To prevent the volatilities in unprocessed food prices from worsening the inflation outlook and causing uncertainty in inflation forecasts, the Food Committee has introduced a set of measures. These can be classified as conjunctural measures and structural measures.

In Turkey, high price increases that generally occur outside the harvest periods and are independent of producer costs provide only a limited benefit to the producer and the production. Conjunctural measures refer to foreign trade regulations made to prevent such periodical overpricing of certain food products and speculative movements. These regulations have been made by taking into account the price tendencies and expectations for the related products, supply and demand conditions in the market, and producer costs. They aim to support sound price formation by averting intermediaries’ tendency to stockpile and make unexpected price increases.

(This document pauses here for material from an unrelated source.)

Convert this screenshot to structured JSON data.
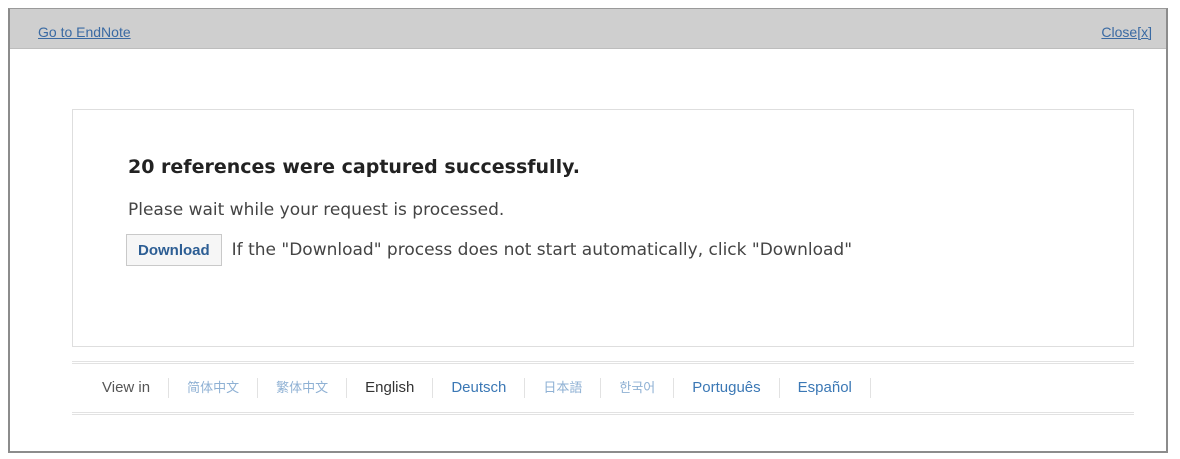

On the other hand, the major structural measures introduced by the Committee to achieve lasting price stability can be summarized under five headings:

  • Reducing product loss rates in fresh fruits and vegetables by improving the logistics processes for these products, and thus increasing the product supply for final consumption,
  • Improving the licensed warehousing system, and thus facilitating storage and trading in a deep market of agricultural products that can be stored for a long time and standardized, 
  • Preparing an action plan to prevent the role of producer organizations in the supply chain from being restrained by intermediaries performing most of the marketing functions in the supply chain,
  • Increasing the number of inspections to prevent imperfect competition in the supply chain of food product markets from elevating final consumer prices,
  • Diversifying financial products concerning the agricultural sector, and evaluating the measures to be taken to improve financing conditions.